Im vorliegenden Fall ist somit davon auszugehen, dass der bekämpfte Bescheid am 01.03.2017 mündlich verkündet und somit erlassen worden ist. Der Bf hat nicht innerhalb der Frist des § 62 Abs. 3 AVG eine schriftliche Ausfertigung des Bescheides verlangt (mündliche Verkündung am 01.03.2017; Antrag auf Bescheiderlassung wurde am 13.03.2017 zur Post gegeben bzw. per E-Mail bei der belangten Behörde eingebracht).

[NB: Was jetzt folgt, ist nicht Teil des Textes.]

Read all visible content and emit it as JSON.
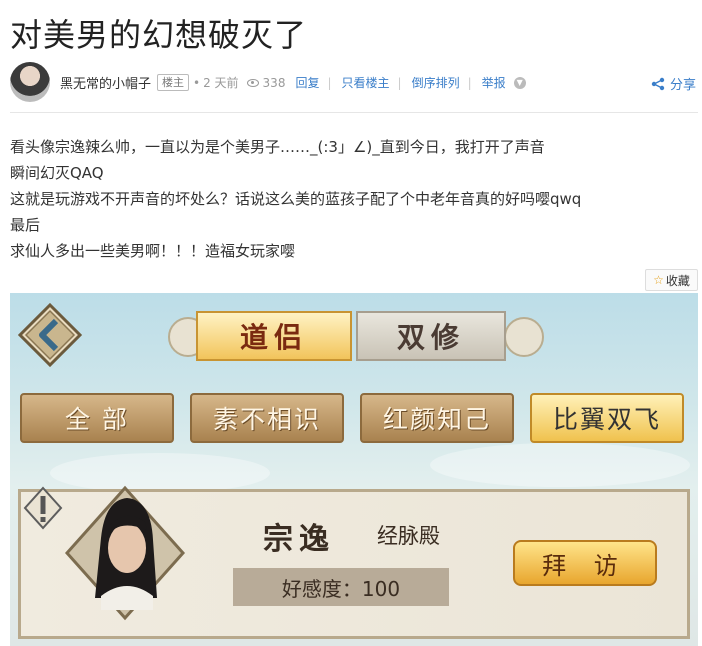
{
  "post": {
    "title": "对美男的幻想破灭了",
    "author": "黑无常的小帽子",
    "author_badge": "楼主",
    "time": "2 天前",
    "views": "338",
    "actions": [
      "回复",
      "只看楼主",
      "倒序排列",
      "举报"
    ],
    "share_label": "分享",
    "favorite_label": "收藏",
    "content_lines": [
      "看头像宗逸辣么帅，一直以为是个美男子……_(:3」∠)_直到今日，我打开了声音",
      "瞬间幻灭QAQ",
      "这就是玩游戏不开声音的坏处么？话说这么美的蓝孩子配了个中老年音真的好吗嘤qwq",
      "最后",
      "求仙人多出一些美男啊！！！造福女玩家嘤"
    ]
  },
  "game": {
    "tabs": [
      "道侣",
      "双修"
    ],
    "active_tab": "道侣",
    "filters": [
      "全 部",
      "素不相识",
      "红颜知己",
      "比翼双飞"
    ],
    "active_filter": "比翼双飞",
    "character": {
      "name": "宗逸",
      "sect": "经脉殿",
      "favor": "好感度：100"
    },
    "visit_label": "拜 访"
  },
  "colors": {
    "link": "#3a7ec9",
    "accent_gold": "#f0c24e"
  }
}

Es war daher der Vorschrift des § 7 Abs. 4 VwGVG entsprechend die vierwöchige Beschwerdefrist ab dem Tag der Verkündung des Bescheides (01.03.2017) zu berechnen. Demnach endete diese Frist mit Ablauf des 29.03.2017. Die unbestrittenermaßen erst nach diesem Zeitpunkt erhobene Beschwerde des Bf war daher als verspätet zurückzuweisen.

Gemäß § 44 Abs. 2 VwGVG entfällt die Durchführung einer öffentlichen mündlichen Verhandlung.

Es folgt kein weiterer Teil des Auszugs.